Confirmation bias, what is it and why is it important?
Confirmation bias is described as the tendency for people to favour information or arguments that coincide with their own beliefs or hypotheses. There is also a tendency for people to select only evidence that supports their position and to accept ambiguous evidence in a positive light.
Social experiments including those conducted by Stanford University have shown that individuals, rather than evaluating each position logically, tend to favour their own viewpoint and can even convince themselves that their position is right in the face of insurmountable logical evidence that they are not correct.
I am sure that by now you are starting to see where I am going with this, how many people do you know in IT that fall into the description above.
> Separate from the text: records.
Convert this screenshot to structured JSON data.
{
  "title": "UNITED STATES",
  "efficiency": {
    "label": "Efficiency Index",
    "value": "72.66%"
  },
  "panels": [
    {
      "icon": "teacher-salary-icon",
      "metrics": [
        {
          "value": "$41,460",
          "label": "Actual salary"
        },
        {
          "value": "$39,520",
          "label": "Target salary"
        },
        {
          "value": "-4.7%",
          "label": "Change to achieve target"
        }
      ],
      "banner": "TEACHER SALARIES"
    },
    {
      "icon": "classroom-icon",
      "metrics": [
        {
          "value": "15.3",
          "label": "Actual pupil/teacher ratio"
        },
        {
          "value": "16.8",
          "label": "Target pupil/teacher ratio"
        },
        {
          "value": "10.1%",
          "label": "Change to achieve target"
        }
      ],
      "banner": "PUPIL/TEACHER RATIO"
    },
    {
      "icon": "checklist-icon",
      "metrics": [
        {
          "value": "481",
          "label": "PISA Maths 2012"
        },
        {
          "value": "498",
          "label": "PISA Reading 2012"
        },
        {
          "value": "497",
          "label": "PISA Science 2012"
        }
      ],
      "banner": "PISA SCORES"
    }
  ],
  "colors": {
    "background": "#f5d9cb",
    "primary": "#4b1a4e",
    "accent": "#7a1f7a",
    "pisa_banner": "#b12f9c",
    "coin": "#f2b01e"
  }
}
In particular I am thinking of those that fall into the Cisco, VMWare, Oracle camps. Many of the professionals I know and have worked with don’t even consider alternative products and can’t see any benefits in moving away from what they consider are the only choice.
Lets have a brief aside here, Adolf Hitler we all agree was a bad man, in fact some would describe him as the epitome of evil. No redeeming features whatsoever? Well he was a fantastic orator, a charismatic leader and he really loved children. We all feel a bit uneasy recognising these qualities in this man so what we tend to do is just focus on the bad and leave out the good qualities. Don’t think I am making excuses for Hitler, just using him as an example.
It’s the same when we look at VMWare, you’ve all heard it by now, ‘industry leading product’, ‘nothing comes close’, ‘crazy to pick anything else’. If you suggest looking at Hyper-V then you hear, ‘not mature’ ‘not ready for the enterprise’ you don’t hear about how much less it costs, how the licensing model is less convoluted, how well it integrates into a Microsoft enterprise, in short none of the good points and only the bad. Confirmation bias.
The consequences of this can lead to:
- Overconfidence in the selected product and its performance.
- Failing to identify and adopt the right product for the job.
- Spending more money than required – ‘the no one got fired for buying IBM’
- Failing to keep up with emerging technology, falling behind.
- Fostering a culture of ignorance and conservatism.
Have a look around next time your at work, ask yourself some serious questions. Do I really evaluate objectively or am I biased, can I be proved wrong and accept it? If not them you could be confirming your own bias and falling into the closed mindset that is prevalent in many IT departments. It is ironic that a profession that focuses on advancing technology sometimes has the hardest task in embracing different ways of doing things and adopting different hardware and software.